You can also use the SPARQL-Manager and run customized SPARQL queries against the Virtuoso RDF triple store that is synchronized with the CKAN repository.
Looking for information and data on the portal
Datasets can be exported to WMS, WFS, KML, HTML, Excel, PDF, XML, JSON, RSS, GML, SVG, SHP, PNG, JPEG, GIF, RDF-XML, RDF-Turtle, RDF-N3, OCTET STREAM, JSON-LD and Atom.
The European Data Portal contains different search engines which have different behaviors:
- In the page header, the 'Search' link and the 'Portal Search' box provide results only from editorial content (articles, main menu content etc.).
Example: If you are looking for articles or reports on the portal about the economic value of Open Data, you can search here for "economic value".
- In the middle of the homepage, the ‘Search Datasets’ provides results from all the datasets. It is possible to refine the results with the leftside bar by applying faceted filters.
Example: If you are looking for datasets about pollution, you can search here for "pollution".
- On the 'Datasets' page, the 'Search datasets' provides results from all the datasets. It is possible to refine the results with the leftside bar by applying faceted filters.

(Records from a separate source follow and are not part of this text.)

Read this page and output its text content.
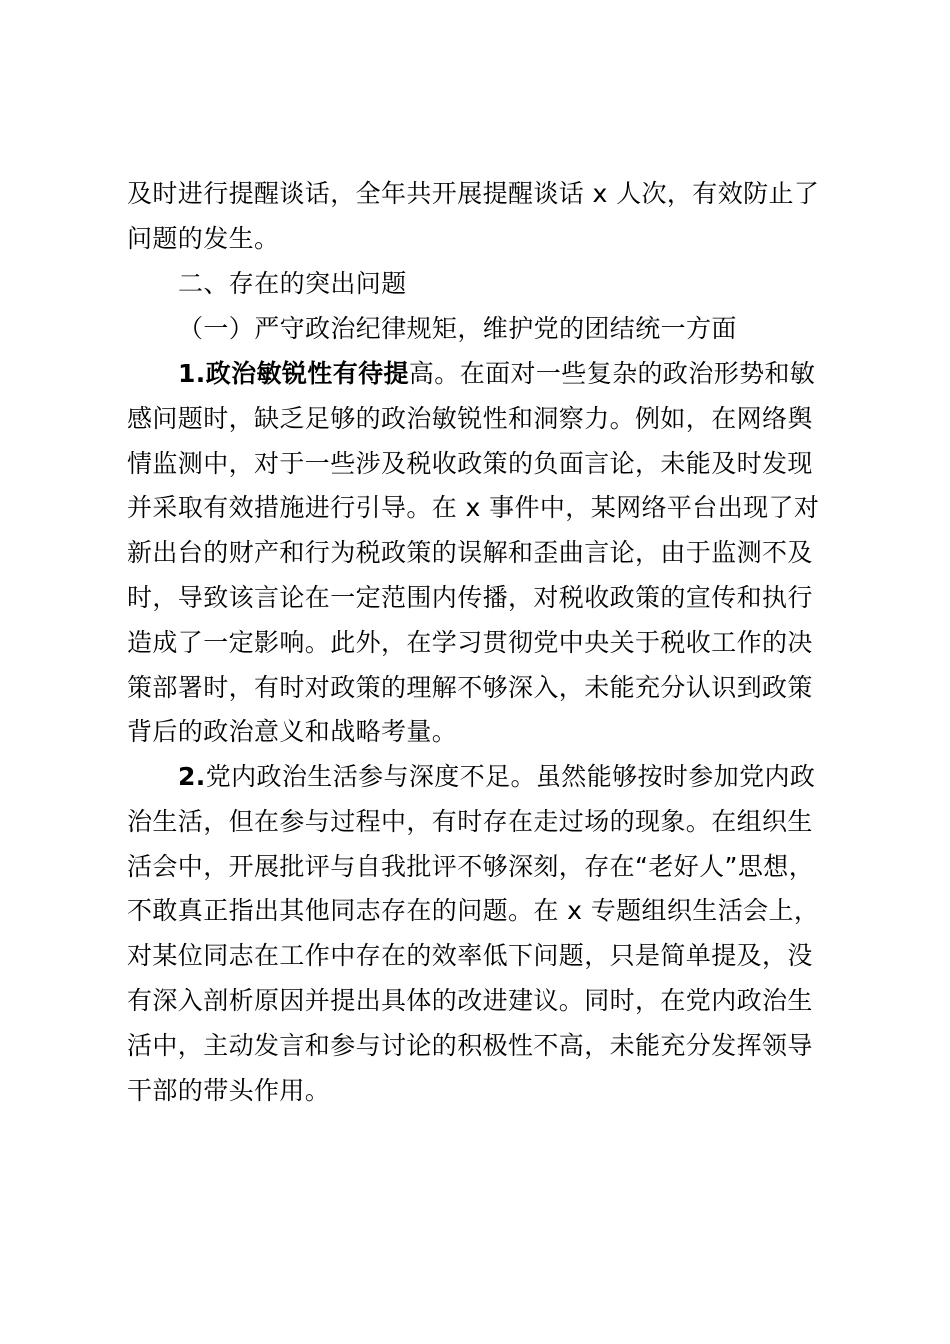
及时进行提醒谈话，全年共开展提醒谈话 x 人次，有效防止了
问题的发生。
二、存在的突出问题
（一）严守政治纪律规矩，维护党的团结统一方面
1.政治敏锐性有待提高。在面对一些复杂的政治形势和敏
感问题时，缺乏足够的政治敏锐性和洞察力。例如，在网络舆
情监测中，对于一些涉及税收政策的负面言论，未能及时发现
并采取有效措施进行引导。在 x 事件中，某网络平台出现了对
新出台的财产和行为税政策的误解和歪曲言论，由于监测不及
时，导致该言论在一定范围内传播，对税收政策的宣传和执行
造成了一定影响。此外，在学习贯彻党中央关于税收工作的决
策部署时，有时对政策的理解不够深入，未能充分认识到政策
背后的政治意义和战略考量。
2.党内政治生活参与深度不足。虽然能够按时参加党内政
治生活，但在参与过程中，有时存在走过场的现象。在组织生
活会中，开展批评与自我批评不够深刻，存在“老好人”思想，
不敢真正指出其他同志存在的问题。在 x 专题组织生活会上，
对某位同志在工作中存在的效率低下问题，只是简单提及，没
有深入剖析原因并提出具体的改进建议。同时，在党内政治生
活中，主动发言和参与讨论的积极性不高，未能充分发挥领导
干部的带头作用。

Example: If you are looking for datasets in a format you can do data analysis, you can search here for "pollution" and then select the format "CSV" in the leftside bar.
- On the 'Catalogues' page, the 'Search catalogues' provides only results related to catalogues (e.g. search for catalogues by country name, catalogue name etc.).
Example: If you are looking for datasets from Spain, you can search here for "spain".